La tranquillité relative retrouvée à Walikale, dans la province du Nord-Kivu, est soudainement ébranlée. Une série de découvertes macabres, survenues samedi 14 mars 2026, vient rappeler avec force que le danger reste tapi dans l’ombre, bien après la fin des combats. Des engins explosifs non éclatés et des munitions de guerre ont été mis au jour par des habitants dans plusieurs secteurs de la cité et de ses environs, jetant un froid sur la population locale.
Ces restes explosifs de guerre, véritables héritages mortels des conflits passés, ont été récupérés par la Commission Nationale de Contrôle des Armes Légères et de Petit Calibre (CNC-ALPC). Cette situation relance avec acuité les interrogations sur la sécurité réelle dans cette partie du territoire de Walikale. La région est-elle véritablement pacifiée, près de dix mois après le retrait des rebelles de l’AFC/M23 de Walikale-centre ? Les faits semblent apporter une réponse alarmante.
Les découvertes sont aussi variées que préoccupantes. Selon les responsables locaux de la CNC-ALPC, deux bombes de mortier de calibre 60 et un important lot de munitions de guerre de différents types ont ainsi été neutralisés. Chaque objet raconte une histoire de peur et de hasard. La première bombe a été trouvée à Mubanda, à environ quatre kilomètres à l’est de Walikale-centre. Son découvreur ? Un jeune engagé dans les travaux de réhabilitation de la route Walikale-Kibua. Cet axe stratégique, autrefois emprunté par les rebelles lors de leur retrait, révèle aujourd’hui son potentiel mortel, exposant ouvriers et agents à des risques extrêmes.
La deuxième bombe de mortier attendait son heure dans une concession résidentielle à Ndjingala. C’est le propriétaire des lieux qui l’a dénichée, le choc au ventre, en procédant à de simples travaux d’entretien. Parallèlement, un autre lot de munitions a été ramassé dans une parcelle du quartier Nyalusukula, en plein cœur de Walikale-centre. Ces objets, disséminés aussi bien en zone rurale qu’en milieu urbain, illustrent l’ampleur et l’imprévisibilité de la menace. La sécurité à Walikale est donc un concept fragile, constamment remis en question par la terre héritée de la guerre.
Face à cette recrudescence silencieuse de la violence, l’appel à la vigilance est plus que jamais d’actualité. Clément Kubuya Ndoole, chef de poste principal de la CNC-ALPC à Walikale, ne mâche pas ses mots. « Nous avons beaucoup souffert et n’avons plus de larmes à verser pour pleurer les nôtres à cause de l’inattention », lance-t-il, soulignant la dimension tragique et humaine du problème. Son message est clair, direct et sans équivoque : la prudence doit être la règle absolue. Il enjoint la population à éviter toute manipulation d’objets suspects et à alerter immédiatement les services compétents. La collaboration entre civils et autorités est érigée en pilier fondamental de la prévention.

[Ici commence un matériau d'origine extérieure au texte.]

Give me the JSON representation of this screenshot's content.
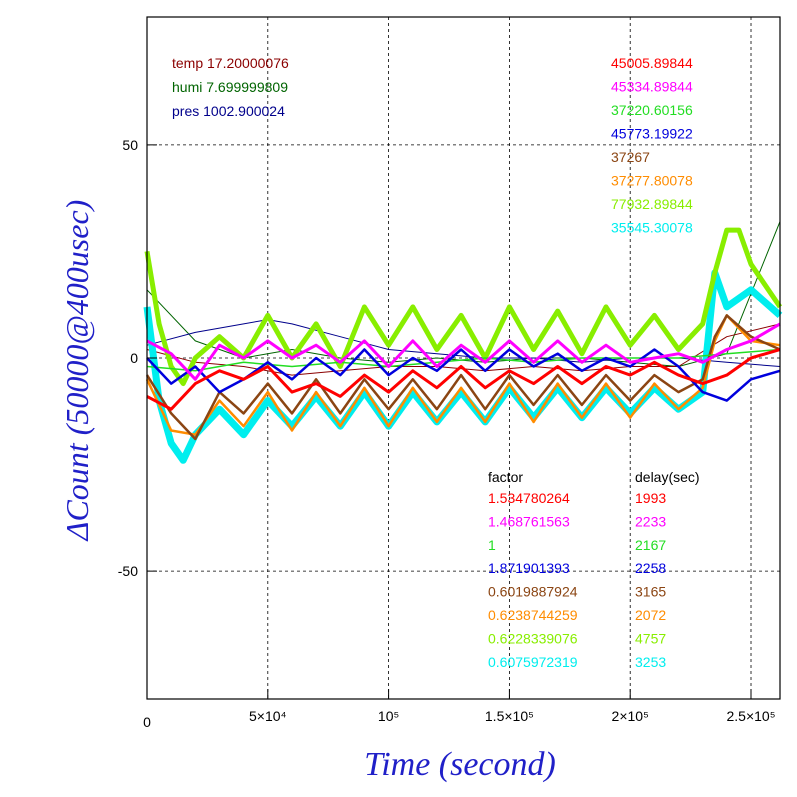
{
  "chart_data": {
    "type": "line",
    "xlabel": "Time (second)",
    "ylabel": "ΔCount (50000@400usec)",
    "xlim": [
      0,
      262000
    ],
    "ylim": [
      -80,
      80
    ],
    "grid": true,
    "x_ticks": [
      {
        "value": 0,
        "label": "0"
      },
      {
        "value": 50000,
        "label": "5×10⁴"
      },
      {
        "value": 100000,
        "label": "10⁵"
      },
      {
        "value": 150000,
        "label": "1.5×10⁵"
      },
      {
        "value": 200000,
        "label": "2×10⁵"
      },
      {
        "value": 250000,
        "label": "2.5×10⁵"
      }
    ],
    "y_ticks": [
      {
        "value": 50,
        "label": "50"
      },
      {
        "value": 0,
        "label": "0"
      },
      {
        "value": -50,
        "label": "-50"
      }
    ],
    "env_legend": [
      {
        "label": "temp 17.20000076",
        "color": "#8b0000"
      },
      {
        "label": "humi 7.699999809",
        "color": "#006400"
      },
      {
        "label": "pres 1002.900024",
        "color": "#00008b"
      }
    ],
    "table_headers": {
      "factor": "factor",
      "delay": "delay(sec)"
    },
    "series": [
      {
        "mean": "45005.89844",
        "factor": "1.534780264",
        "delay": "1993",
        "color": "#ff0000",
        "x": [
          0,
          10000,
          20000,
          30000,
          40000,
          50000,
          60000,
          70000,
          80000,
          90000,
          100000,
          110000,
          120000,
          130000,
          140000,
          150000,
          160000,
          170000,
          180000,
          190000,
          200000,
          210000,
          220000,
          230000,
          240000,
          250000,
          262000
        ],
        "y": [
          -9,
          -12,
          -6,
          -3,
          -5,
          -2,
          -8,
          -6,
          -9,
          -4,
          -8,
          -3,
          -7,
          -2,
          -7,
          -3,
          -6,
          -2,
          -6,
          -2,
          -4,
          -1,
          -4,
          -6,
          -4,
          0,
          2
        ]
      },
      {
        "mean": "45334.89844",
        "factor": "1.468761563",
        "delay": "2233",
        "color": "#ff00ff",
        "x": [
          0,
          10000,
          20000,
          30000,
          40000,
          50000,
          60000,
          70000,
          80000,
          90000,
          100000,
          110000,
          120000,
          130000,
          140000,
          150000,
          160000,
          170000,
          180000,
          190000,
          200000,
          210000,
          220000,
          230000,
          240000,
          250000,
          262000
        ],
        "y": [
          4,
          1,
          -5,
          3,
          0,
          4,
          0,
          3,
          -1,
          4,
          -2,
          4,
          -2,
          3,
          -1,
          4,
          -1,
          4,
          -1,
          3,
          -1,
          0,
          1,
          -1,
          2,
          4,
          8
        ]
      },
      {
        "mean": "37220.60156",
        "factor": "1",
        "delay": "2167",
        "color": "#22dd22",
        "x": [
          0,
          20000,
          40000,
          60000,
          80000,
          100000,
          120000,
          140000,
          160000,
          180000,
          200000,
          220000,
          240000,
          262000
        ],
        "y": [
          -2,
          -3,
          -1,
          -2,
          -1,
          -2,
          -1,
          0,
          -1,
          0,
          0,
          0,
          1,
          2
        ]
      },
      {
        "mean": "45773.19922",
        "factor": "1.871901393",
        "delay": "2258",
        "color": "#0000dd",
        "x": [
          0,
          10000,
          20000,
          30000,
          40000,
          50000,
          60000,
          70000,
          80000,
          90000,
          100000,
          110000,
          120000,
          130000,
          140000,
          150000,
          160000,
          170000,
          180000,
          190000,
          200000,
          210000,
          220000,
          230000,
          240000,
          250000,
          262000
        ],
        "y": [
          0,
          -6,
          -2,
          -8,
          -5,
          -1,
          -5,
          0,
          -4,
          2,
          -4,
          0,
          -3,
          2,
          -3,
          2,
          -2,
          1,
          -3,
          0,
          -2,
          2,
          -2,
          -8,
          -10,
          -5,
          -3
        ]
      },
      {
        "mean": "37267",
        "factor": "0.6019887924",
        "delay": "3165",
        "color": "#8b4513",
        "x": [
          0,
          10000,
          20000,
          30000,
          40000,
          50000,
          60000,
          70000,
          80000,
          90000,
          100000,
          110000,
          120000,
          130000,
          140000,
          150000,
          160000,
          170000,
          180000,
          190000,
          200000,
          210000,
          220000,
          230000,
          235000,
          240000,
          250000,
          262000
        ],
        "y": [
          -4,
          -13,
          -19,
          -8,
          -13,
          -6,
          -13,
          -5,
          -13,
          -5,
          -12,
          -5,
          -12,
          -4,
          -12,
          -4,
          -11,
          -4,
          -11,
          -4,
          -10,
          -4,
          -8,
          -5,
          5,
          10,
          5,
          2
        ]
      },
      {
        "mean": "37277.80078",
        "factor": "0.6238744259",
        "delay": "2072",
        "color": "#ff8c00",
        "x": [
          0,
          10000,
          20000,
          30000,
          40000,
          50000,
          60000,
          70000,
          80000,
          90000,
          100000,
          110000,
          120000,
          130000,
          140000,
          150000,
          160000,
          170000,
          180000,
          190000,
          200000,
          210000,
          220000,
          230000,
          235000,
          240000,
          250000,
          262000
        ],
        "y": [
          -5,
          -17,
          -18,
          -10,
          -16,
          -8,
          -17,
          -8,
          -16,
          -7,
          -16,
          -7,
          -15,
          -7,
          -15,
          -6,
          -15,
          -6,
          -14,
          -6,
          -14,
          -6,
          -12,
          -7,
          4,
          10,
          4,
          3
        ]
      },
      {
        "mean": "77932.89844",
        "factor": "0.6228339076",
        "delay": "4757",
        "color": "#88ee00",
        "x": [
          0,
          5000,
          10000,
          15000,
          20000,
          30000,
          40000,
          50000,
          60000,
          70000,
          80000,
          90000,
          100000,
          110000,
          120000,
          130000,
          140000,
          150000,
          160000,
          170000,
          180000,
          190000,
          200000,
          210000,
          220000,
          230000,
          235000,
          240000,
          245000,
          250000,
          262000
        ],
        "y": [
          25,
          8,
          -2,
          -6,
          0,
          5,
          0,
          10,
          0,
          8,
          -2,
          12,
          3,
          12,
          2,
          10,
          0,
          12,
          2,
          11,
          1,
          12,
          3,
          10,
          2,
          8,
          20,
          30,
          30,
          22,
          12
        ]
      },
      {
        "mean": "35545.30078",
        "factor": "0.6075972319",
        "delay": "3253",
        "color": "#00eeee",
        "x": [
          0,
          5000,
          10000,
          15000,
          20000,
          30000,
          40000,
          50000,
          60000,
          70000,
          80000,
          90000,
          100000,
          110000,
          120000,
          130000,
          140000,
          150000,
          160000,
          170000,
          180000,
          190000,
          200000,
          210000,
          220000,
          230000,
          235000,
          240000,
          250000,
          262000
        ],
        "y": [
          12,
          -10,
          -20,
          -24,
          -18,
          -12,
          -18,
          -10,
          -16,
          -9,
          -16,
          -8,
          -16,
          -8,
          -15,
          -8,
          -15,
          -7,
          -14,
          -7,
          -14,
          -7,
          -13,
          -7,
          -12,
          -8,
          20,
          12,
          16,
          10
        ]
      }
    ],
    "pressure_line": {
      "color": "#00008b",
      "x": [
        0,
        20000,
        40000,
        50000,
        60000,
        80000,
        100000,
        120000,
        140000,
        160000,
        180000,
        200000,
        220000,
        240000,
        262000
      ],
      "y": [
        3,
        6,
        8,
        9,
        8,
        5,
        2,
        1,
        0,
        0,
        -1,
        0,
        0,
        -1,
        -2
      ]
    },
    "humidity_line": {
      "color": "#006400",
      "x": [
        0,
        20000,
        40000,
        60000,
        80000,
        100000,
        120000,
        140000,
        160000,
        180000,
        200000,
        220000,
        240000,
        262000
      ],
      "y": [
        16,
        4,
        0,
        2,
        0,
        -1,
        0,
        -1,
        0,
        0,
        -1,
        -2,
        1,
        32
      ]
    },
    "temperature_line": {
      "color": "#8b0000",
      "x": [
        0,
        20000,
        40000,
        60000,
        80000,
        100000,
        120000,
        140000,
        160000,
        180000,
        200000,
        220000,
        240000,
        262000
      ],
      "y": [
        2,
        -1,
        -2,
        -4,
        -3,
        -2,
        -2,
        -3,
        -2,
        -3,
        -2,
        -2,
        5,
        8
      ]
    }
  }
}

Mais au-delà de l’urgence, une stratégie de plus long terme est évoquée. M. Kubuya Ndoole estime que l’appropriation par la communauté de la campagne de sensibilisation lancée l’an dernier par la CNC-ALPC est cruciale. « La prudence s’impose. Ensemble, nous pouvons mettre fin à la violence armée causée par la circulation illégale des armes », conclut-il. Cette campagne, focalisée sur les dangers liés aux engins non explosés, est présentée comme le moyen de « nettoyer » progressivement Walikale de ses fantômes explosifs. Les chiffres témoignent de l’ampleur du travail : depuis le début des opérations, plus de 500 kilogrammes de matériel dangereux ont déjà été stockés en attendant une destruction définitive. Un stock qui, jour après jour, continue de grossir.
Ces récentes découvertes à Walikale posent une question fondamentale pour la sécurité dans l’est de la République Démocratique du Congo. La fin des hostilités actives ne signe pas automatiquement le retour à une vie normale. Les restes explosifs de guerre en RDC constituent une menace latente, diffuse et durable, capable de resurgir à tout moment, au détour d’un champ ou dans un jardin. Ils pérennisent l’insécurité et entravent tout effort de reconstruction et de développement. La route vers une paix durable passe donc aussi par un déminage méticuleux et une éducation permanente des populations aux risques. L’épisode de Walikale sonne comme un rappel brutal : dans cette région, la guerre peut laisser des traces longtemps après que les armes se sont tues.